Event
Violence and the Diagram (or, The Human Centipede)
My current project involves thinking about violence and finitude in relation to the affect-laden concept of horror, following on the argument in my first book that the affective turn wrongly separated sensation from form and structure, at the cost of impoverishing texts and affects. The founding move of this new project is to sever, as a destructive-generative act of critical violence, all presumed relations between horror and bodies (those wounded on screen; those affected in the theater). The minor claim of this book is that an emphasis on horror’s affect as bound up with an embodied reaction (appealing to the etymology of horrere as the bristling of hairs on the back of the neck) has operated at the expense of considering specific films’ use of form and horror’s potential for a “low formalism.” But the larger claim is that horror articulates an algebra of sensation that deploys systems of abstract forms (the alphabet, the ordinal, the grid, sequence, cartography, the nothing) in order to move critique to a formalization of an ethics of finitude.

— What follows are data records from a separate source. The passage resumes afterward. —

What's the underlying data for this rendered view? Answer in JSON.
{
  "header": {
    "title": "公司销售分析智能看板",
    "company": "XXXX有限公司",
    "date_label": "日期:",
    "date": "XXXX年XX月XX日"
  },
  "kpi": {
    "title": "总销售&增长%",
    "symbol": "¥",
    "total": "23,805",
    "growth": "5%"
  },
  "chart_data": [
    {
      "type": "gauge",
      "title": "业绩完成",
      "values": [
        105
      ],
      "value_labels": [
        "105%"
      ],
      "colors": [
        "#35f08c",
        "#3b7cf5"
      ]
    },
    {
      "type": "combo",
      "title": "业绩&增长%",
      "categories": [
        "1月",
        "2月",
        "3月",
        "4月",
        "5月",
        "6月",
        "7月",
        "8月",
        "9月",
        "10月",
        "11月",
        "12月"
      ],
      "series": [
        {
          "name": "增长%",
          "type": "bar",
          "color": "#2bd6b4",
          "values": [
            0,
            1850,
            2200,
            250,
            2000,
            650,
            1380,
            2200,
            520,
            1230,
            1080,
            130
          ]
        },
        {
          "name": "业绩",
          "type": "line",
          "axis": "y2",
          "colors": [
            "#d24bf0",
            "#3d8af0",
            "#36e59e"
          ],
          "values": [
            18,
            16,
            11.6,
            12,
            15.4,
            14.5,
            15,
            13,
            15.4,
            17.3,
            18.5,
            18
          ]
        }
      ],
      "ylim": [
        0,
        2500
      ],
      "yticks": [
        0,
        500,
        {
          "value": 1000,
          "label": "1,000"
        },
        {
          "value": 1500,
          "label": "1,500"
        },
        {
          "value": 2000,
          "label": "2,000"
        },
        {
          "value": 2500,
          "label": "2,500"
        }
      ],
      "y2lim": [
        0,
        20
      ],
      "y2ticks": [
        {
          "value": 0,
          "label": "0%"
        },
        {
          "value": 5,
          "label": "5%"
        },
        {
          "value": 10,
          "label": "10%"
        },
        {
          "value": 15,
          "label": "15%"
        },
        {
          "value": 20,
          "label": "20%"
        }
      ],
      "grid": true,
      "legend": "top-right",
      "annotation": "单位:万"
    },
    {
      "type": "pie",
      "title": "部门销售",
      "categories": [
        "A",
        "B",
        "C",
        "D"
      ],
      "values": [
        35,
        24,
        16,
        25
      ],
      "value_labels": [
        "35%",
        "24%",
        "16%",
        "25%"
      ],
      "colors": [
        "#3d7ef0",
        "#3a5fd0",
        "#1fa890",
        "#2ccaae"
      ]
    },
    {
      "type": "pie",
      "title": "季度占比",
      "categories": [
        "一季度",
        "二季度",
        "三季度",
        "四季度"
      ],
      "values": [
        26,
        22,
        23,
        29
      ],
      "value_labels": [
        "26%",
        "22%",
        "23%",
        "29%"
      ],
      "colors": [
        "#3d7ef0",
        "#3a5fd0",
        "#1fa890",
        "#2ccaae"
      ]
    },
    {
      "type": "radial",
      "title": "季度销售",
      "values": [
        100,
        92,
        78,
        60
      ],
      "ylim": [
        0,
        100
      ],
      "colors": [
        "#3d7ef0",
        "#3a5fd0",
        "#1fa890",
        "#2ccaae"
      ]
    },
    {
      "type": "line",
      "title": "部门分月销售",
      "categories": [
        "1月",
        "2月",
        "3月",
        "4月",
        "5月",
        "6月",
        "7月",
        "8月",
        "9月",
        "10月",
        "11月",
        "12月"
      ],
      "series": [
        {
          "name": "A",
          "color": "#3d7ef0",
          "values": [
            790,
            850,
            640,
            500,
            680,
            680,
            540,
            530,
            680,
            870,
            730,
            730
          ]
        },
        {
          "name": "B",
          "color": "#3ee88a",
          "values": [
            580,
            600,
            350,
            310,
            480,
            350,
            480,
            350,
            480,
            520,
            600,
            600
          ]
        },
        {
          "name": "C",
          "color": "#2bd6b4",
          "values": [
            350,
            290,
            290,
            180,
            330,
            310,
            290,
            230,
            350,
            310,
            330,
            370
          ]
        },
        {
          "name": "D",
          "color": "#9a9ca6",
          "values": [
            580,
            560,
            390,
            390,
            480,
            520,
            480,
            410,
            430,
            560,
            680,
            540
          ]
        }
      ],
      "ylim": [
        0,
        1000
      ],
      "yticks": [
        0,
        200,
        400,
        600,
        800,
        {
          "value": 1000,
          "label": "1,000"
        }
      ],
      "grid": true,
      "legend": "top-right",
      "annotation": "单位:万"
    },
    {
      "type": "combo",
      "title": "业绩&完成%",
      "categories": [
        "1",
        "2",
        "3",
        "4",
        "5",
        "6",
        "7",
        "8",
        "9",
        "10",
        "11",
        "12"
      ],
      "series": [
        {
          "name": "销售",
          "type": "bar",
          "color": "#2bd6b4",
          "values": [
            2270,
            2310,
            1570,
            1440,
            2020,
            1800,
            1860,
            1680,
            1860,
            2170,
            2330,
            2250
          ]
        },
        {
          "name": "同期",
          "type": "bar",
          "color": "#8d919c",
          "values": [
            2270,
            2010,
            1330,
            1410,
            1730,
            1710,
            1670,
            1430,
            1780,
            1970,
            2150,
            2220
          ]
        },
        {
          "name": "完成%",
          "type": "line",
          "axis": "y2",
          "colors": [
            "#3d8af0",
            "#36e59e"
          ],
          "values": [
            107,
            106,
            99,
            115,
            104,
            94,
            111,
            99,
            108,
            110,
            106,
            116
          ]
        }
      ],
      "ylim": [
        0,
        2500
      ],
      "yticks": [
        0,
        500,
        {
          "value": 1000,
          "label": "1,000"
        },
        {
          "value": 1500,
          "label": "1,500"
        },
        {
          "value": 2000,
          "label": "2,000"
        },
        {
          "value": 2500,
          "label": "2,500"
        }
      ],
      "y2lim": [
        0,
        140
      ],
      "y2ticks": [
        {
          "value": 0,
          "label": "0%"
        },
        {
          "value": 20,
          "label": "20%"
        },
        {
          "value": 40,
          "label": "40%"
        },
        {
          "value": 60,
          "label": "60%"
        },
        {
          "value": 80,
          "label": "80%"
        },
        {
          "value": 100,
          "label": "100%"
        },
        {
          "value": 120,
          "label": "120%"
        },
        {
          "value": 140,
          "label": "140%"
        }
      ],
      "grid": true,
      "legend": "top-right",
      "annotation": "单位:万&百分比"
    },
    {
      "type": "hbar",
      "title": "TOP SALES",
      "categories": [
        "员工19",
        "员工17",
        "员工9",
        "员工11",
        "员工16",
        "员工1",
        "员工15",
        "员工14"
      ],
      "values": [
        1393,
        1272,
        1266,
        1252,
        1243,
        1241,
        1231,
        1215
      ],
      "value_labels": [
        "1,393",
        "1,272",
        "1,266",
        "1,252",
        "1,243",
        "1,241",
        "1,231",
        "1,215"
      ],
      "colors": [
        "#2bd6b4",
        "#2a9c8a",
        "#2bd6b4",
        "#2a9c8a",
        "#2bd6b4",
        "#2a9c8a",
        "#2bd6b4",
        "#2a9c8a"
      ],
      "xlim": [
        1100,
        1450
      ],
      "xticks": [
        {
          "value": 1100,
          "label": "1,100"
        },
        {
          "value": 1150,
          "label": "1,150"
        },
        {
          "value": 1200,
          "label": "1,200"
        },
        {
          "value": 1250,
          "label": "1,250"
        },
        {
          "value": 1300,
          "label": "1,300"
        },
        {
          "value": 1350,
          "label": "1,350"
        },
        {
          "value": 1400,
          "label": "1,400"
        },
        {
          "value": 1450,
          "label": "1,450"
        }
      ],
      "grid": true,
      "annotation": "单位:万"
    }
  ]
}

This specific talk contemplates the figure of systematic enchainment in one of the more graphic films of contemporary horror and exploitation cinema, Tom Six’s The Human Centipede (2009), which literalizes intolerable fastening, an anxiety of overclose touching, in the conceit of its title—a cruel violence in which three bodies are sewn to each other, mouth to anus. Moving from a different account of captivation, Levinas’ insistence in De L’évasion of an ethic of bonded responsibility for the finite other to whom one is both host and hostage, this paper turns to the ways in which The Human Centipede articulates its mode of violence through the mechanism of a diagram, one that does not represent embodied experiences of violence, nor that provokes them experientially, but rather a violence whose reductive formalism is coextensive with its brutality.

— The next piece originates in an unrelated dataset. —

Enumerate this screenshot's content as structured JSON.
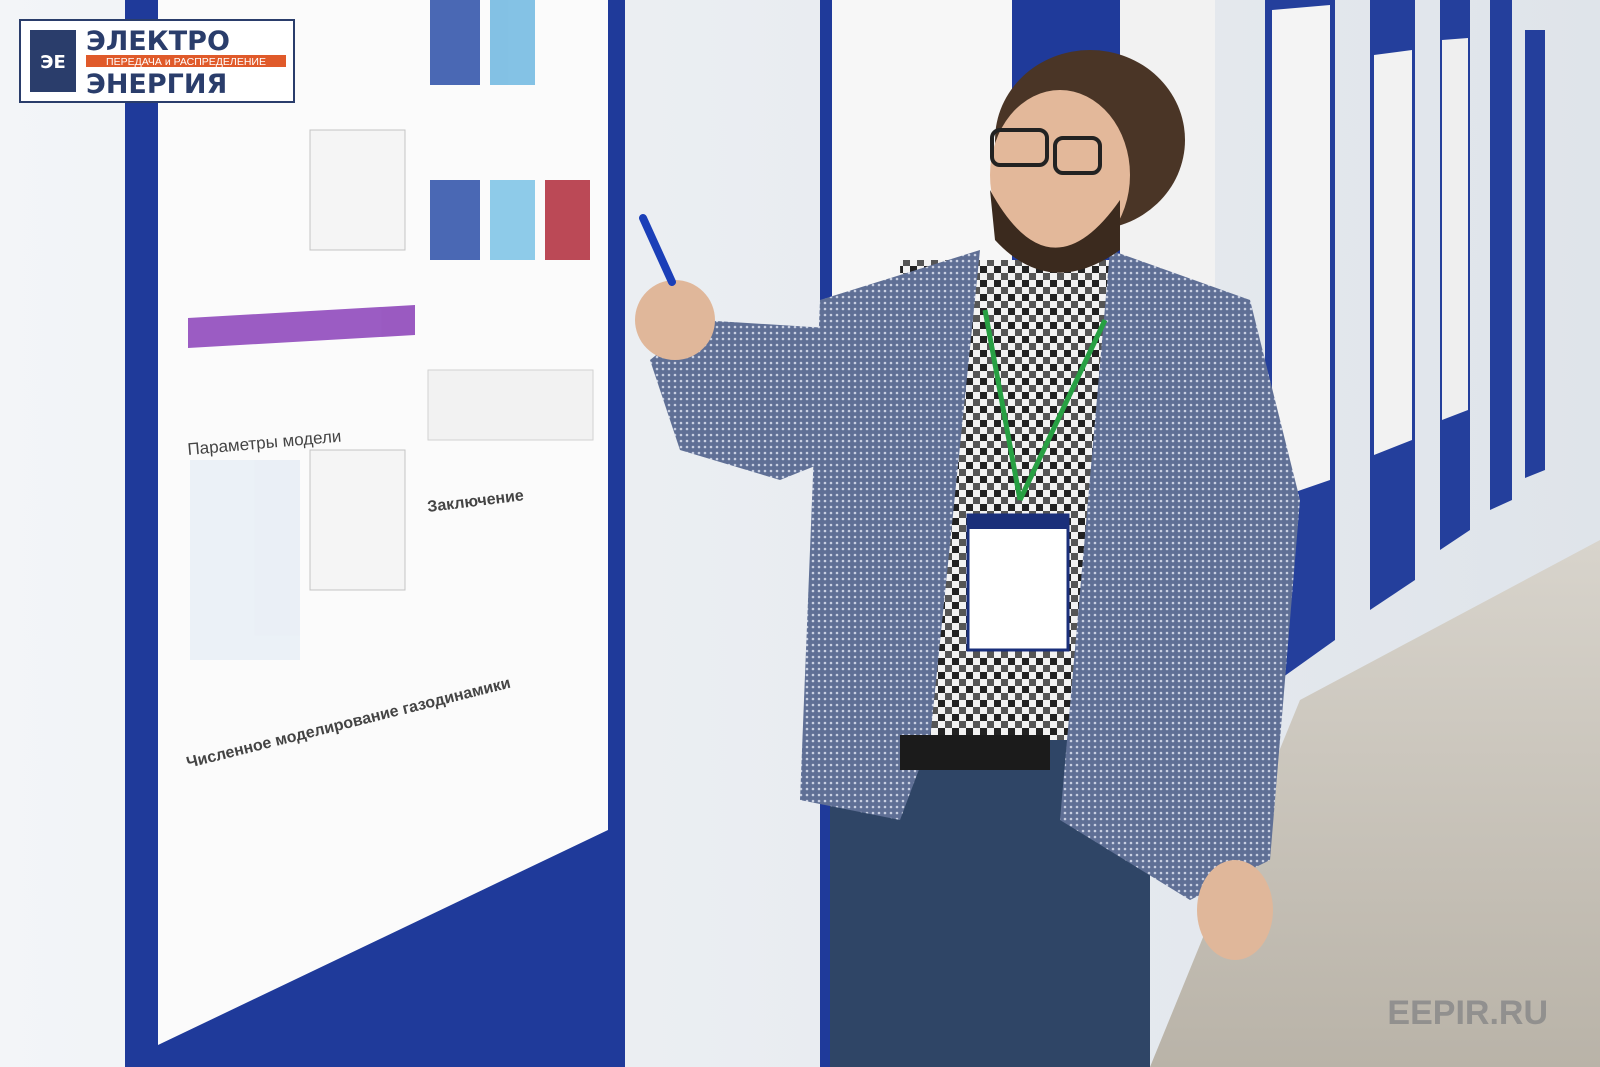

Eugenie Brinkema is Associate Professor of Contemporary Literature and Media at the Massachusetts Institute of Technology. She received her Ph.D. in 2010 from Brown's Department of Modern Culture and Media. Her articles on film, violence, affect, sexuality, aesthetics, and ethics have appeared in the journals differences, Camera Obscura, Criticism, The Journal of Speculative Philosophy, and Angelaki: A Journal of the Theoretical Humanities. Forthcoming work includes an article on the figure of sincerity in the films of Larry Clark. Her first book, The Forms of the Affects, was published with Duke University Press in 2014.